The report also shows that North Korea’s elites are not nearly as isolated as portrayed by Western governments and media and that their Internet use is very similar to Americans, even if the circle of people with access is only a few dozen.
Although there are 4 million mobile phones in North Korea, only a handful allow Internet access. A small number of North Koreans, perhaps several thousand mostly professors, graduate students, and scientists, are allowed access to North Korea’s domestic Internet.
Expats and tourists are allowed full Internet access and often post surprising pictures of life within North Korea.
Some other surprising results of that intelligence is that North Korea’s Internet activity is not a predictor of a military action or missile launch and that most of its cyber operations including Bitcoin mining take place abroad.
The nations where the isolated country mines coins include India, Malaysia, New Zealand, Nepal, Kenya, Mozambique, and Indonesia. It’s also possible they are operating with Chinese knowledge in China.
The last fact allows the United States and allies to interdict North Korea’s mining and hacking. No one knows how extensive either activity is or where its located, in spite of the fact that less than 1% of this activity is correctly encrypted.
North Korea began Bitcoin Mining on May 17, experts believe. Before that day, there had been virtually no activity to Bitcoin-related sites or nodes or utilizing Bitcoin-specific ports or protocols.
On May 17 such activity increased exponentially, from nothing to hundreds per day. The timing of this mining is important because it began very soon after the May WannaCry ransomware attacks, which the NSA attributed to North Korea’s intelligence service, the Reconnaissance General Bureau (RGB), as an attempt to raise funds for the Kim regime.

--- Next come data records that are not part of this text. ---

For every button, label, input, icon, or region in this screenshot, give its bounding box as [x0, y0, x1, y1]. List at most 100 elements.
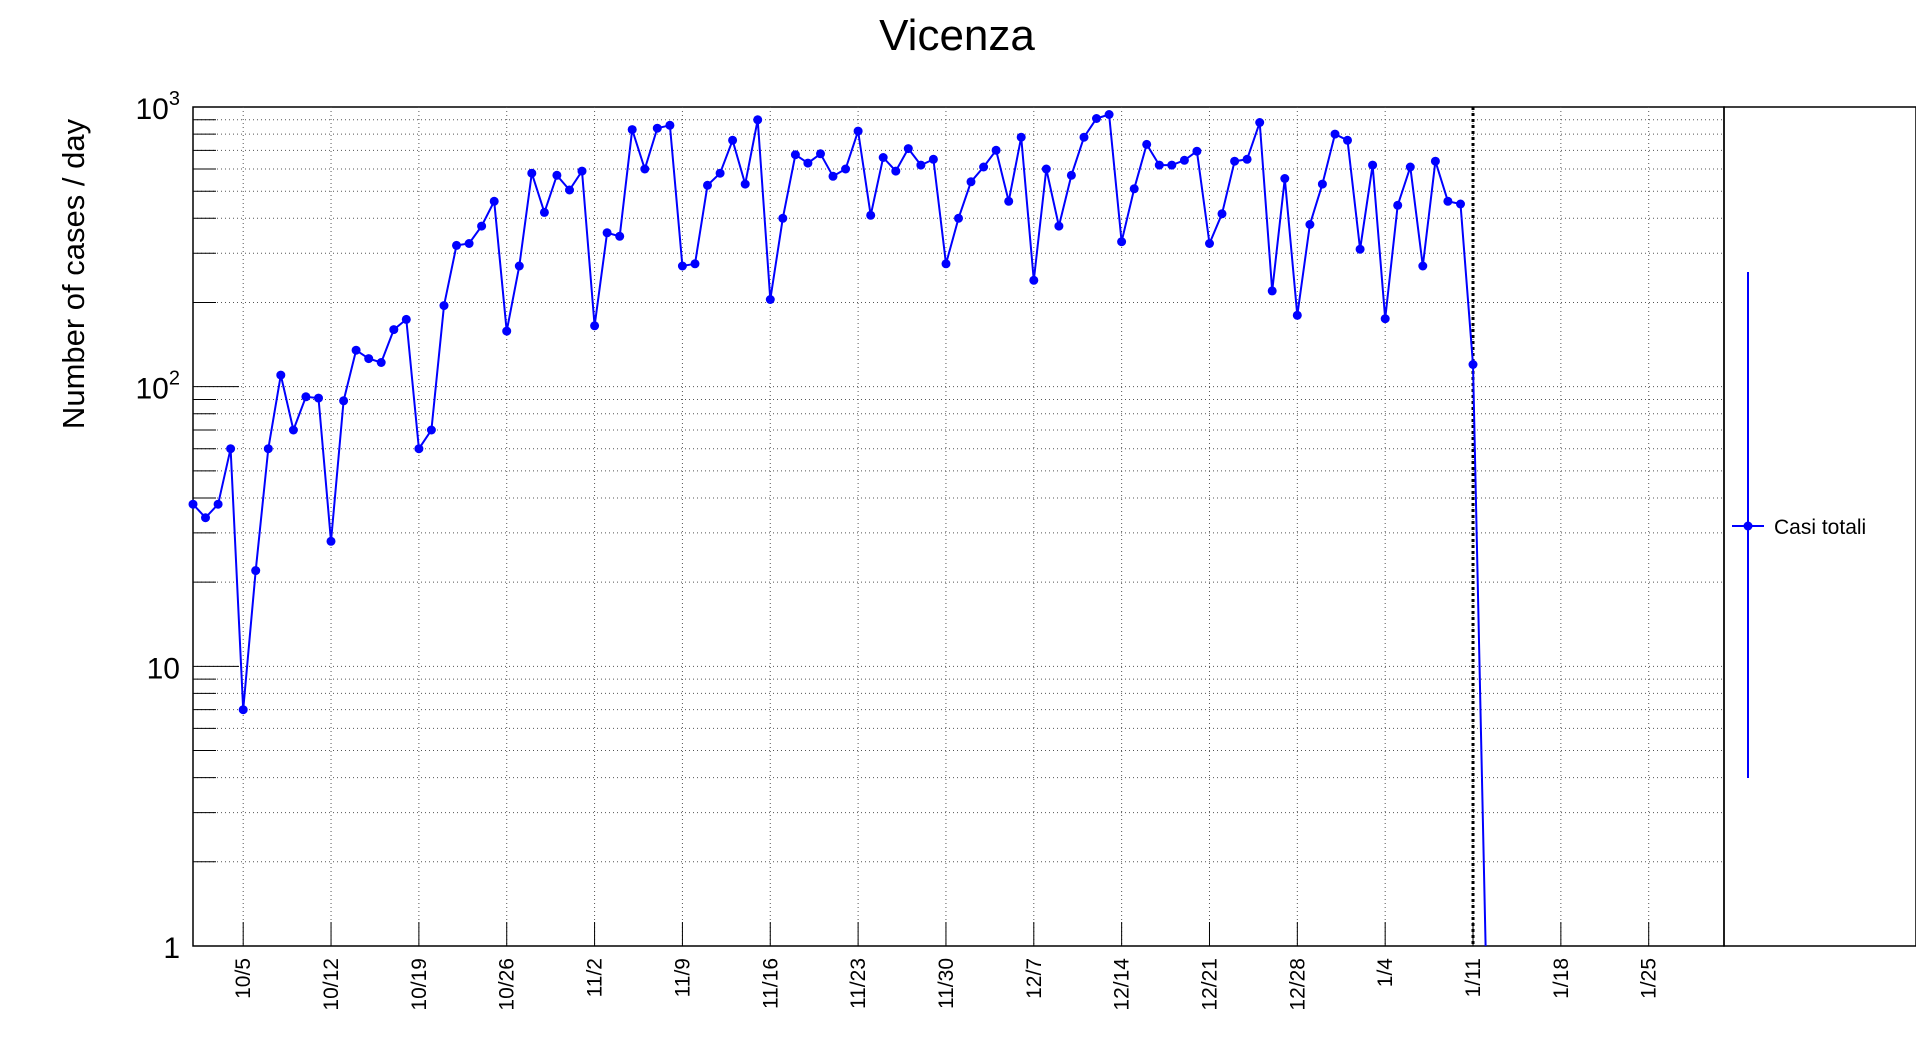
y-axis-ticks: 1 10 102 103 — [136, 88, 239, 965]
x-tick-label: 10/12 — [320, 958, 343, 1011]
data-point — [966, 177, 976, 187]
x-tick-label: 1/4 — [1374, 958, 1397, 988]
data-point — [627, 125, 637, 135]
data-point — [1167, 160, 1177, 170]
data-point — [1117, 237, 1127, 247]
data-point — [1142, 139, 1152, 149]
data-point — [1066, 170, 1076, 180]
data-point — [690, 259, 700, 269]
legend-box — [1723, 106, 1916, 947]
x-tick-label: 11/30 — [935, 958, 958, 1009]
data-point — [1380, 314, 1390, 324]
data-point — [301, 392, 311, 402]
data-point — [1292, 310, 1302, 320]
data-point — [565, 185, 574, 195]
data-point — [1104, 110, 1114, 119]
data-point — [1041, 164, 1051, 174]
data-point — [590, 321, 600, 331]
y-tick-label: 103 — [136, 88, 181, 126]
data-point — [314, 393, 323, 403]
data-point — [954, 213, 963, 223]
data-point — [1305, 220, 1315, 229]
data-point — [790, 150, 800, 160]
y-tick-label: 10 — [147, 652, 180, 685]
legend-point-marker — [1743, 521, 1753, 531]
x-tick-label: 1/18 — [1550, 958, 1573, 999]
data-point — [1405, 162, 1415, 172]
data-point — [188, 499, 198, 509]
series-line-casi-totali — [192, 113, 1487, 947]
x-tick-label: 1/25 — [1638, 958, 1661, 999]
data-point — [339, 396, 349, 406]
data-point — [414, 444, 424, 454]
data-point — [213, 499, 223, 509]
data-point — [728, 135, 738, 145]
data-point — [552, 170, 562, 180]
data-point — [577, 166, 587, 176]
data-point — [1255, 118, 1265, 127]
data-point — [364, 354, 374, 364]
data-point — [1393, 200, 1403, 210]
x-tick-label: 10/19 — [408, 958, 431, 1011]
data-point — [376, 358, 386, 367]
data-point — [715, 168, 725, 178]
data-point — [991, 145, 1001, 155]
data-point — [1154, 160, 1164, 170]
data-point — [201, 513, 210, 523]
data-point — [640, 164, 650, 174]
data-point — [703, 180, 712, 190]
data-point — [539, 207, 549, 217]
data-point — [665, 120, 675, 130]
y-axis-label: Number of cases / day — [56, 118, 91, 429]
data-point — [1179, 155, 1189, 165]
x-tick-label: 1/11 — [1462, 958, 1485, 997]
y-tick-label: 1 — [163, 932, 180, 965]
data-point — [288, 425, 298, 435]
data-point — [527, 168, 537, 178]
data-point — [251, 566, 261, 576]
data-point — [1016, 132, 1026, 142]
plot-frame — [192, 106, 1725, 947]
data-point — [853, 126, 863, 136]
data-point — [878, 153, 888, 162]
x-tick-label: 12/7 — [1023, 958, 1046, 999]
data-point — [828, 171, 838, 181]
data-point — [615, 231, 625, 241]
x-tick-label: 10/26 — [496, 958, 519, 1011]
data-point — [1217, 209, 1227, 219]
data-point — [1343, 135, 1352, 145]
data-point — [226, 444, 236, 454]
data-point — [1430, 156, 1440, 166]
data-point — [891, 166, 901, 176]
data-point — [928, 154, 938, 164]
data-point — [1092, 114, 1101, 123]
data-point — [1054, 221, 1064, 231]
x-tick-label: 12/14 — [1111, 958, 1134, 1011]
x-tick-label: 10/5 — [232, 958, 255, 999]
data-point — [765, 295, 775, 304]
data-point — [652, 123, 662, 133]
data-point — [1192, 146, 1202, 156]
x-axis-ticks: 10/5 10/12 10/19 10/26 11/2 11/9 11/16 11/23 11/… — [232, 922, 1661, 1011]
data-point — [941, 259, 951, 269]
data-point — [1230, 156, 1240, 166]
data-point — [1004, 196, 1014, 206]
data-point — [1029, 275, 1039, 285]
data-point — [389, 325, 399, 335]
data-point — [916, 160, 926, 170]
data-point — [263, 444, 273, 454]
data-point — [502, 326, 512, 336]
data-point — [1079, 132, 1089, 142]
data-point — [778, 213, 788, 223]
data-point — [401, 314, 411, 324]
data-point — [1205, 239, 1214, 248]
data-point — [426, 425, 436, 435]
data-point — [816, 149, 825, 159]
data-point — [903, 144, 913, 154]
data-point — [464, 239, 474, 248]
data-point — [677, 261, 687, 271]
data-point — [1330, 129, 1340, 139]
data-point — [1468, 360, 1478, 369]
data-point — [452, 240, 461, 250]
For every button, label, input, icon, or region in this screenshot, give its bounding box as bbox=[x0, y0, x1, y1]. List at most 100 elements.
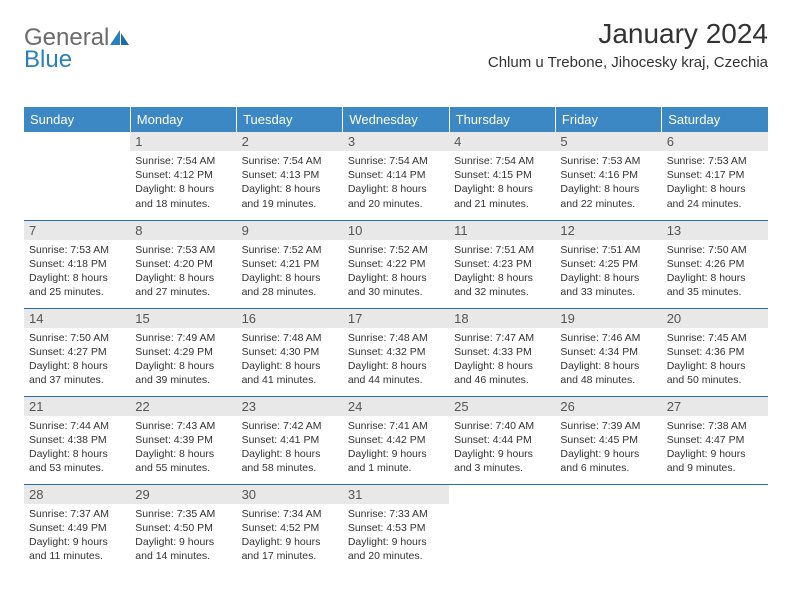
day-body: Sunrise: 7:40 AMSunset: 4:44 PMDaylight:… bbox=[449, 416, 555, 481]
page-header: General January 2024 Chlum u Trebone, Ji… bbox=[24, 18, 768, 75]
day-number: 20 bbox=[662, 309, 768, 328]
day-body: Sunrise: 7:48 AMSunset: 4:32 PMDaylight:… bbox=[343, 328, 449, 393]
calendar-cell: 31Sunrise: 7:33 AMSunset: 4:53 PMDayligh… bbox=[343, 484, 449, 572]
dow-header: Sunday bbox=[24, 107, 130, 132]
day-number: 30 bbox=[237, 485, 343, 504]
day-body: Sunrise: 7:44 AMSunset: 4:38 PMDaylight:… bbox=[24, 416, 130, 481]
day-number: 13 bbox=[662, 221, 768, 240]
logo-blue-row: Blue bbox=[24, 46, 72, 74]
calendar-cell: 23Sunrise: 7:42 AMSunset: 4:41 PMDayligh… bbox=[237, 396, 343, 484]
calendar-cell: 24Sunrise: 7:41 AMSunset: 4:42 PMDayligh… bbox=[343, 396, 449, 484]
day-body: Sunrise: 7:39 AMSunset: 4:45 PMDaylight:… bbox=[555, 416, 661, 481]
calendar-cell: 13Sunrise: 7:50 AMSunset: 4:26 PMDayligh… bbox=[662, 220, 768, 308]
calendar-week: 21Sunrise: 7:44 AMSunset: 4:38 PMDayligh… bbox=[24, 396, 768, 484]
day-number: 16 bbox=[237, 309, 343, 328]
dow-row: SundayMondayTuesdayWednesdayThursdayFrid… bbox=[24, 107, 768, 132]
calendar-cell: 21Sunrise: 7:44 AMSunset: 4:38 PMDayligh… bbox=[24, 396, 130, 484]
day-number: 26 bbox=[555, 397, 661, 416]
day-body: Sunrise: 7:52 AMSunset: 4:22 PMDaylight:… bbox=[343, 240, 449, 305]
calendar-cell: 29Sunrise: 7:35 AMSunset: 4:50 PMDayligh… bbox=[130, 484, 236, 572]
calendar-week: 14Sunrise: 7:50 AMSunset: 4:27 PMDayligh… bbox=[24, 308, 768, 396]
day-body: Sunrise: 7:42 AMSunset: 4:41 PMDaylight:… bbox=[237, 416, 343, 481]
day-number: 2 bbox=[237, 132, 343, 151]
day-body: Sunrise: 7:54 AMSunset: 4:14 PMDaylight:… bbox=[343, 151, 449, 216]
day-number: 15 bbox=[130, 309, 236, 328]
day-number: 21 bbox=[24, 397, 130, 416]
day-number: 22 bbox=[130, 397, 236, 416]
day-number: 25 bbox=[449, 397, 555, 416]
calendar-cell: 12Sunrise: 7:51 AMSunset: 4:25 PMDayligh… bbox=[555, 220, 661, 308]
calendar-cell: 4Sunrise: 7:54 AMSunset: 4:15 PMDaylight… bbox=[449, 132, 555, 220]
day-number: 24 bbox=[343, 397, 449, 416]
calendar-week: 28Sunrise: 7:37 AMSunset: 4:49 PMDayligh… bbox=[24, 484, 768, 572]
day-number: 12 bbox=[555, 221, 661, 240]
day-body: Sunrise: 7:48 AMSunset: 4:30 PMDaylight:… bbox=[237, 328, 343, 393]
day-body: Sunrise: 7:49 AMSunset: 4:29 PMDaylight:… bbox=[130, 328, 236, 393]
dow-header: Saturday bbox=[662, 107, 768, 132]
day-body: Sunrise: 7:35 AMSunset: 4:50 PMDaylight:… bbox=[130, 504, 236, 569]
day-number: 18 bbox=[449, 309, 555, 328]
logo-sail-icon bbox=[109, 28, 131, 46]
day-body: Sunrise: 7:43 AMSunset: 4:39 PMDaylight:… bbox=[130, 416, 236, 481]
day-number: 14 bbox=[24, 309, 130, 328]
calendar-cell: 30Sunrise: 7:34 AMSunset: 4:52 PMDayligh… bbox=[237, 484, 343, 572]
calendar-cell bbox=[449, 484, 555, 572]
calendar-cell: 22Sunrise: 7:43 AMSunset: 4:39 PMDayligh… bbox=[130, 396, 236, 484]
day-body: Sunrise: 7:47 AMSunset: 4:33 PMDaylight:… bbox=[449, 328, 555, 393]
dow-header: Wednesday bbox=[343, 107, 449, 132]
calendar-cell bbox=[662, 484, 768, 572]
calendar-cell: 11Sunrise: 7:51 AMSunset: 4:23 PMDayligh… bbox=[449, 220, 555, 308]
dow-header: Friday bbox=[555, 107, 661, 132]
dow-header: Thursday bbox=[449, 107, 555, 132]
day-body: Sunrise: 7:33 AMSunset: 4:53 PMDaylight:… bbox=[343, 504, 449, 569]
day-number: 8 bbox=[130, 221, 236, 240]
day-number: 31 bbox=[343, 485, 449, 504]
title-block: January 2024 Chlum u Trebone, Jihocesky … bbox=[488, 18, 768, 75]
day-number: 19 bbox=[555, 309, 661, 328]
day-number: 11 bbox=[449, 221, 555, 240]
day-body: Sunrise: 7:51 AMSunset: 4:25 PMDaylight:… bbox=[555, 240, 661, 305]
day-body: Sunrise: 7:38 AMSunset: 4:47 PMDaylight:… bbox=[662, 416, 768, 481]
day-body: Sunrise: 7:46 AMSunset: 4:34 PMDaylight:… bbox=[555, 328, 661, 393]
day-body: Sunrise: 7:53 AMSunset: 4:18 PMDaylight:… bbox=[24, 240, 130, 305]
day-number: 6 bbox=[662, 132, 768, 151]
calendar-cell: 8Sunrise: 7:53 AMSunset: 4:20 PMDaylight… bbox=[130, 220, 236, 308]
calendar-cell: 5Sunrise: 7:53 AMSunset: 4:16 PMDaylight… bbox=[555, 132, 661, 220]
calendar-cell: 19Sunrise: 7:46 AMSunset: 4:34 PMDayligh… bbox=[555, 308, 661, 396]
calendar-cell bbox=[555, 484, 661, 572]
calendar-cell: 25Sunrise: 7:40 AMSunset: 4:44 PMDayligh… bbox=[449, 396, 555, 484]
day-number: 4 bbox=[449, 132, 555, 151]
day-body: Sunrise: 7:50 AMSunset: 4:27 PMDaylight:… bbox=[24, 328, 130, 393]
day-body: Sunrise: 7:54 AMSunset: 4:12 PMDaylight:… bbox=[130, 151, 236, 216]
day-body: Sunrise: 7:54 AMSunset: 4:15 PMDaylight:… bbox=[449, 151, 555, 216]
dow-header: Tuesday bbox=[237, 107, 343, 132]
day-body: Sunrise: 7:53 AMSunset: 4:16 PMDaylight:… bbox=[555, 151, 661, 216]
day-body: Sunrise: 7:54 AMSunset: 4:13 PMDaylight:… bbox=[237, 151, 343, 216]
day-number: 9 bbox=[237, 221, 343, 240]
location-text: Chlum u Trebone, Jihocesky kraj, Czechia bbox=[488, 54, 768, 71]
day-body: Sunrise: 7:50 AMSunset: 4:26 PMDaylight:… bbox=[662, 240, 768, 305]
calendar-cell: 18Sunrise: 7:47 AMSunset: 4:33 PMDayligh… bbox=[449, 308, 555, 396]
calendar-cell: 15Sunrise: 7:49 AMSunset: 4:29 PMDayligh… bbox=[130, 308, 236, 396]
day-body: Sunrise: 7:52 AMSunset: 4:21 PMDaylight:… bbox=[237, 240, 343, 305]
day-number: 23 bbox=[237, 397, 343, 416]
logo-text-blue: Blue bbox=[24, 46, 72, 73]
day-body: Sunrise: 7:34 AMSunset: 4:52 PMDaylight:… bbox=[237, 504, 343, 569]
day-number: 10 bbox=[343, 221, 449, 240]
calendar-cell: 10Sunrise: 7:52 AMSunset: 4:22 PMDayligh… bbox=[343, 220, 449, 308]
day-body: Sunrise: 7:51 AMSunset: 4:23 PMDaylight:… bbox=[449, 240, 555, 305]
calendar-cell bbox=[24, 132, 130, 220]
calendar-cell: 9Sunrise: 7:52 AMSunset: 4:21 PMDaylight… bbox=[237, 220, 343, 308]
day-number: 27 bbox=[662, 397, 768, 416]
calendar-cell: 17Sunrise: 7:48 AMSunset: 4:32 PMDayligh… bbox=[343, 308, 449, 396]
dow-header: Monday bbox=[130, 107, 236, 132]
calendar-cell: 6Sunrise: 7:53 AMSunset: 4:17 PMDaylight… bbox=[662, 132, 768, 220]
month-title: January 2024 bbox=[488, 18, 768, 50]
day-body: Sunrise: 7:45 AMSunset: 4:36 PMDaylight:… bbox=[662, 328, 768, 393]
calendar-cell: 7Sunrise: 7:53 AMSunset: 4:18 PMDaylight… bbox=[24, 220, 130, 308]
calendar-cell: 1Sunrise: 7:54 AMSunset: 4:12 PMDaylight… bbox=[130, 132, 236, 220]
calendar-cell: 3Sunrise: 7:54 AMSunset: 4:14 PMDaylight… bbox=[343, 132, 449, 220]
calendar-cell: 28Sunrise: 7:37 AMSunset: 4:49 PMDayligh… bbox=[24, 484, 130, 572]
calendar-table: SundayMondayTuesdayWednesdayThursdayFrid… bbox=[24, 107, 768, 572]
day-number: 1 bbox=[130, 132, 236, 151]
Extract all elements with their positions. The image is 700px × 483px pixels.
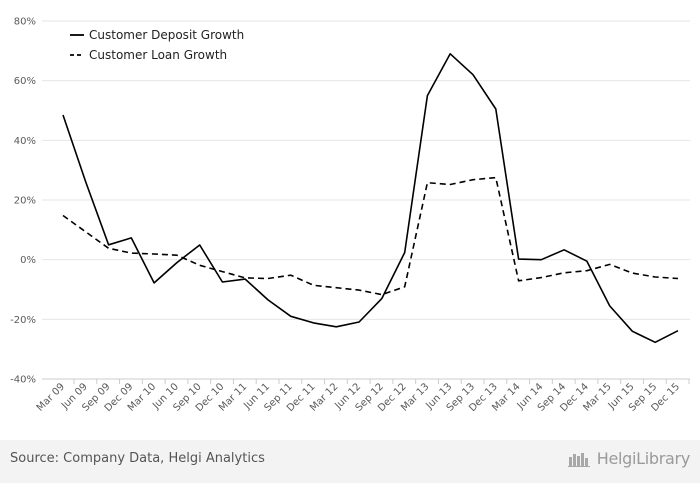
brand-logo: HelgiLibrary (567, 449, 691, 468)
y-tick-label: 20% (14, 196, 36, 207)
legend-label: Customer Loan Growth (89, 48, 227, 62)
y-tick-label: 0% (20, 255, 36, 266)
source-note: Source: Company Data, Helgi Analytics (10, 451, 265, 466)
footer: Source: Company Data, Helgi Analytics He… (0, 440, 700, 483)
brand-name: HelgiLibrary (596, 449, 691, 468)
legend: Customer Deposit Growth Customer Loan Gro… (70, 28, 244, 62)
y-tick-label: 60% (14, 76, 36, 87)
legend-label: Customer Deposit Growth (89, 28, 244, 42)
y-axis-ticks: 80% 60% 40% 20% 0% -20% -40% (10, 17, 36, 386)
y-tick-label: -20% (10, 315, 36, 326)
x-tick-label: Mar 09 (35, 381, 67, 413)
library-icon (567, 452, 590, 467)
deposit-growth-line (62, 52, 679, 344)
grid-lines (42, 20, 690, 380)
series-lines (62, 52, 679, 344)
y-tick-label: -40% (10, 375, 36, 386)
y-tick-label: 40% (14, 136, 36, 147)
loan-growth-line (62, 176, 679, 296)
y-tick-label: 80% (14, 17, 36, 28)
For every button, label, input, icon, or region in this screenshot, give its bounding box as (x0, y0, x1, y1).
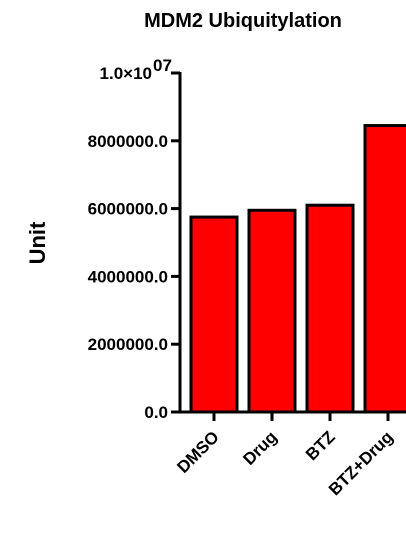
bars (189, 124, 406, 414)
y-tick-label: 8000000.0 (88, 132, 168, 151)
y-tick-label: 2000000.0 (88, 335, 168, 354)
y-tick-label: 4000000.0 (88, 267, 168, 286)
y-tick-label: 6000000.0 (88, 200, 168, 219)
y-ticks: 0.0 2000000.0 4000000.0 6000000.0 8000000.0 0… (88, 56, 180, 422)
chart-title: MDM2 Ubiquitylation (144, 10, 342, 32)
y-tick-label: 1.0×10 (100, 64, 152, 83)
bar-drug (247, 208, 297, 414)
x-tick-label: Drug (239, 427, 280, 468)
x-tick-label: DMSO (173, 427, 222, 476)
bar-btz-drug (363, 124, 406, 414)
bar-dmso (189, 215, 239, 414)
x-tick-label: BTZ (302, 427, 339, 464)
bar-btz (305, 203, 355, 414)
y-tick-label: 0.0 (144, 403, 168, 422)
y-tick-exponent: 07 (153, 56, 172, 75)
y-axis-label: Unit (25, 221, 50, 264)
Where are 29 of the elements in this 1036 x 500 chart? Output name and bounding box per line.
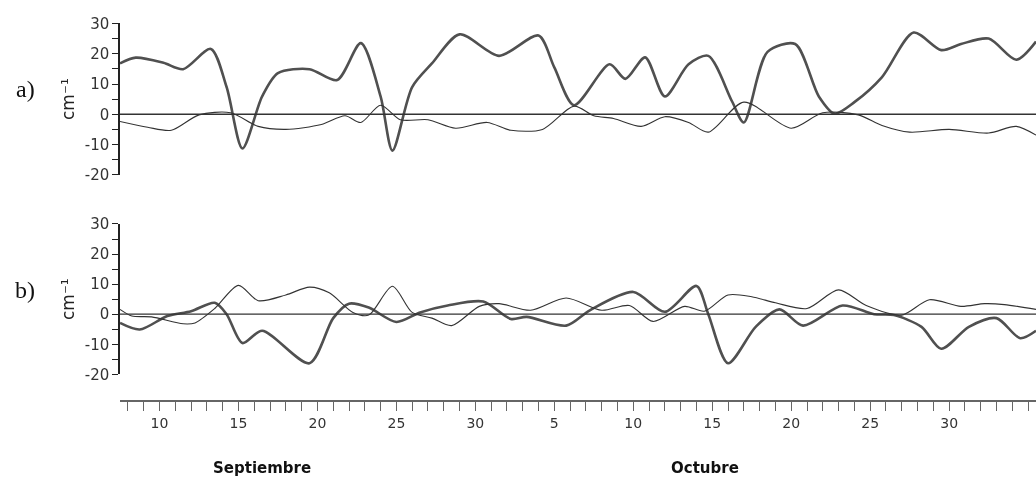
y-tick-label: -20 xyxy=(84,166,110,185)
y-tick-label: 0 xyxy=(99,105,110,124)
y-tick-label: 20 xyxy=(90,44,110,63)
text: Septiembre xyxy=(213,459,312,477)
y-tick-label: 20 xyxy=(90,245,110,264)
x-tick-label: 10 xyxy=(150,414,169,431)
x-tick-label: 30 xyxy=(940,414,959,431)
y-tick-label: -20 xyxy=(84,365,110,384)
text: a) xyxy=(16,76,35,102)
x-tick-label: 5 xyxy=(549,414,559,431)
y-tick-label: 30 xyxy=(90,215,110,234)
y-tick-label: 30 xyxy=(90,14,110,33)
x-tick-label: 30 xyxy=(466,414,485,431)
x-tick-label: 15 xyxy=(703,414,722,431)
text: Octubre xyxy=(671,459,739,477)
y-tick-label: 10 xyxy=(90,275,110,294)
x-tick-label: 15 xyxy=(229,414,248,431)
x-tick-label: 10 xyxy=(624,414,643,431)
y-axis-title: cm⁻¹ xyxy=(57,278,78,321)
y-tick-label: -10 xyxy=(84,335,110,354)
x-tick-label: 25 xyxy=(861,414,880,431)
y-tick-label: 10 xyxy=(90,75,110,94)
y-tick-label: -10 xyxy=(84,135,110,154)
y-tick-label: 0 xyxy=(99,305,110,324)
y-axis-title: cm⁻¹ xyxy=(57,78,78,120)
text: b) xyxy=(15,277,35,303)
x-tick-label: 20 xyxy=(782,414,801,431)
x-tick-label: 25 xyxy=(387,414,406,431)
x-tick-label: 20 xyxy=(308,414,327,431)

A Korea Herald report says that North Korea used fraud and malware in mid-2017 to try hacking four bitcoin exchanges in South Korea, Tonhaps News Agency reported in September.
North Korean hackers reportedly stole $6.99 million worth of bitcoin in an attack on one computer in the south. South Korean authorities are still investigating the February incident while vowing to tighten bitcoin regulation.
The FireEye Internet security firm documented six of North Korean cryptocurrency hacking from April to July. The culprits then went after three South Korean bitcoin firms, it says.
FireEye likens those moves to North Korean “cybercrime” against foreign banks and the global financial system.
There have even been reports of North Korea developing its own blockchain using Indian and Chinese developers and possibly even kidnapping Japanese and South Korean developers to further its crypto efforts, a practice long associated with the regime.